Phishing emails and texts are a favourite tactic of fraudsters and are becoming increasingly convincing. YouTube has warned people of a fresh campaign to dupe users into clicking potentially dangerous links.
YouTube is investigating a new email scam which has seen users receive messages from a seemingly authentic account.
The Google-owned company has warned people to be cautious after reports of a phishing campaign claiming to be sharing details of a "new monetisation policy" and "new rules".
Monetisation is what allows creators to make money from their YouTube videos, mainly through adverts.
The emails, sent by a firstname.lastname@example.org address, tell recipients to click on a link for more information.
They are warned that if they do not review the changes within seven days, their account will be restricted.
YouTube has said its teams are investigating.
"We're seeing reports of a phishing attempt showing email@example.com as the sender," it tweeted.

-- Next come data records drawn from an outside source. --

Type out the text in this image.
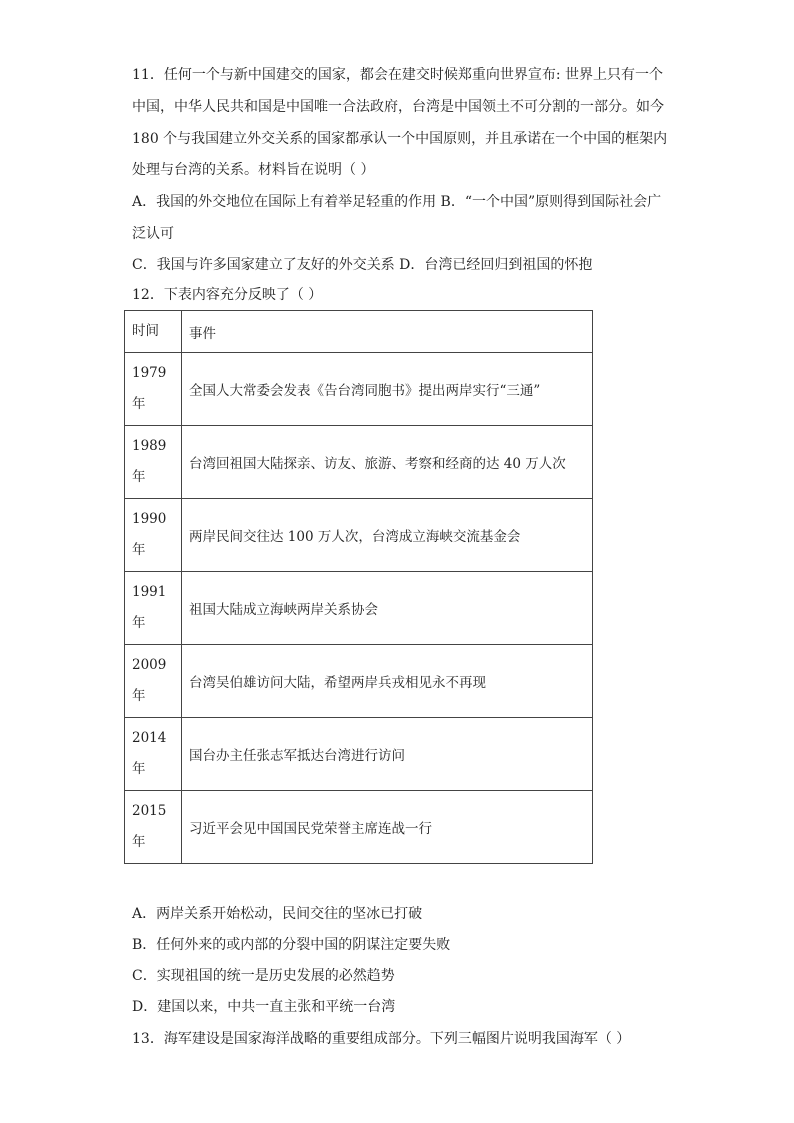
11．任何一个与新中国建交的国家，都会在建交时候郑重向世界宣布: 世界上只有一个
中国，中华人民共和国是中国唯一合法政府，台湾是中国领土不可分割的一部分。如今
180 个与我国建立外交关系的国家都承认一个中国原则，并且承诺在一个中国的框架内
处理与台湾的关系。材料旨在说明（ ）
A．我国的外交地位在国际上有着举足轻重的作用 B．“一个中国”原则得到国际社会广
泛认可
C．我国与许多国家建立了友好的外交关系 D．台湾已经回归到祖国的怀抱
12．下表内容充分反映了（ ）
时间	事件

1979
年	全国人大常委会发表《告台湾同胞书》提出两岸实行“三通”

1989
年	台湾回祖国大陆探亲、访友、旅游、考察和经商的达 40 万人次

1990
年	两岸民间交往达 100 万人次，台湾成立海峡交流基金会

1991
年	祖国大陆成立海峡两岸关系协会

2009
年	台湾吴伯雄访问大陆，希望两岸兵戎相见永不再现

2014
年	国台办主任张志军抵达台湾进行访问

2015
年	习近平会见中国国民党荣誉主席连战一行
A．两岸关系开始松动，民间交往的坚冰已打破
B．任何外来的或内部的分裂中国的阴谋注定要失败
C．实现祖国的统一是历史发展的必然趋势
D．建国以来，中共一直主张和平统一台湾
13．海军建设是国家海洋战略的重要组成部分。下列三幅图片说明我国海军（ ）
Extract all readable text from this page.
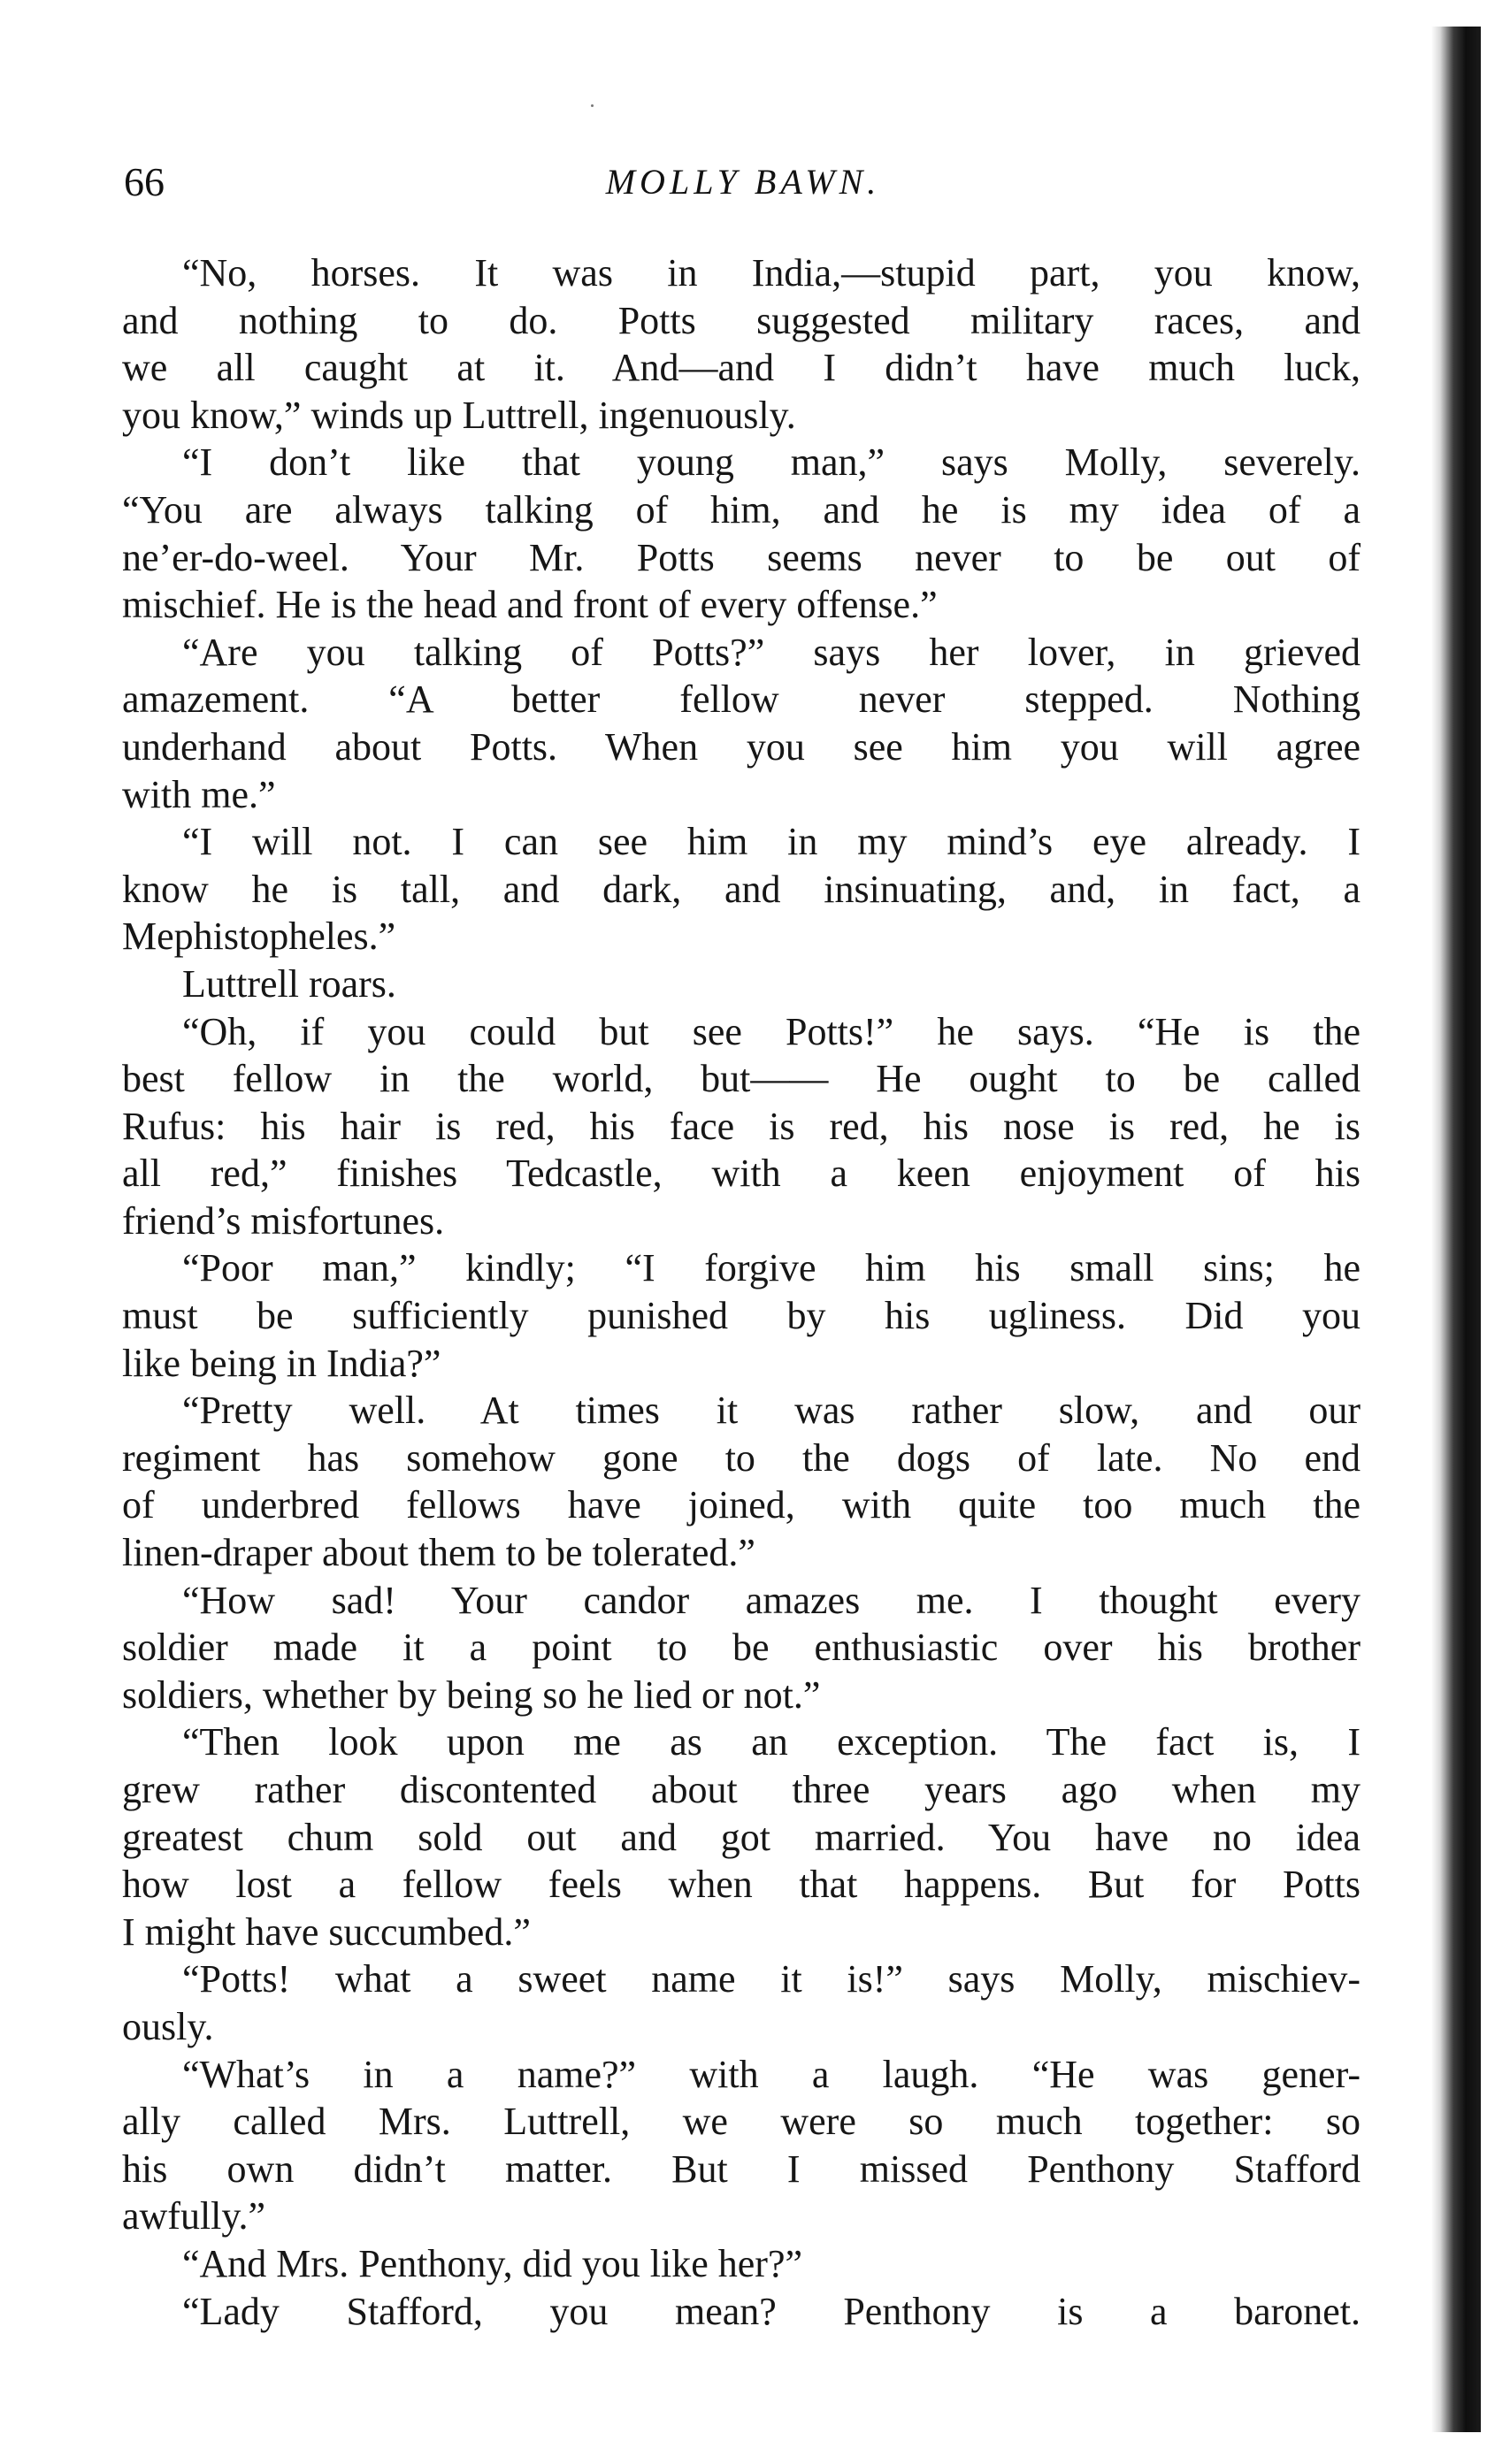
66	MOLLY BAWN.
“No, horses. It was in India,—stupid part, you know,
and nothing to do. Potts suggested military races, and
we all caught at it. And—and I didn’t have much luck,
you know,” winds up Luttrell, ingenuously.
“I don’t like that young man,” says Molly, severely.
“You are always talking of him, and he is my idea of a
ne’er-do-weel. Your Mr. Potts seems never to be out of
mischief. He is the head and front of every offense.”
“Are you talking of Potts?” says her lover, in grieved
amazement. “A better fellow never stepped. Nothing
underhand about Potts. When you see him you will agree
with me.”
“I will not. I can see him in my mind’s eye already. I
know he is tall, and dark, and insinuating, and, in fact, a
Mephistopheles.”
Luttrell roars.
“Oh, if you could but see Potts!” he says. “He is the
best fellow in the world, but—— He ought to be called
Rufus: his hair is red, his face is red, his nose is red, he is
all red,” finishes Tedcastle, with a keen enjoyment of his
friend’s misfortunes.
“Poor man,” kindly; “I forgive him his small sins; he
must be sufficiently punished by his ugliness. Did you
like being in India?”
“Pretty well. At times it was rather slow, and our
regiment has somehow gone to the dogs of late. No end
of underbred fellows have joined, with quite too much the
linen-draper about them to be tolerated.”
“How sad! Your candor amazes me. I thought every
soldier made it a point to be enthusiastic over his brother
soldiers, whether by being so he lied or not.”
“Then look upon me as an exception. The fact is, I
grew rather discontented about three years ago when my
greatest chum sold out and got married. You have no idea
how lost a fellow feels when that happens. But for Potts
I might have succumbed.”
“Potts! what a sweet name it is!” says Molly, mischiev-
ously.
“What’s in a name?” with a laugh. “He was gener-
ally called Mrs. Luttrell, we were so much together: so
his own didn’t matter. But I missed Penthony Stafford
awfully.”
“And Mrs. Penthony, did you like her?”
“Lady Stafford, you mean? Penthony is a baronet.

"Be cautious & don't download/access any file if you get this email."
How to spot a dodgy email
Phishing emails and texts are a favourite tactic of fraudsters and are becoming increasingly convincing.
They draw you in by looking remarkably legitimate, using things like recognisable branding, and then seek to steal personal information like passwords and payment details.
They are notably common at times when you might expect a raft of certain messages - such as shopping deals from retailers around Black Friday, or during government awareness campaigns.
An important thing to look out for a lot of the time is the domain name of the sender's email address - they are often quite close but with something slightly off.
You should also keep an eye out for misspellings and odd formatting.
If you're at all unsure, it's good practice to go to the website directly, rather than click on any links in the email.
What to do if you suspect you've been scammed
There may come a moment where you think you have been duped.
But there are steps you can take to limit the damage, or prevent any from occurring.
Speaking ahead of Black Friday last year, Mike McLellan of Secureworks told Sky News: "Keep an eye on bank accounts and if you see anything unusual, get in touch with them.
"Banks have got very robust fraud controls these days - and that's why it's best to use credit cards if possible.
"If you think any of your online accounts have been compromised, change the password, and try not to reuse them across different retailers.
"We do recognise that some of these have a technical bar to them, but if nothing else, at least keep an eye on what's happening and be vigilant about your online activity."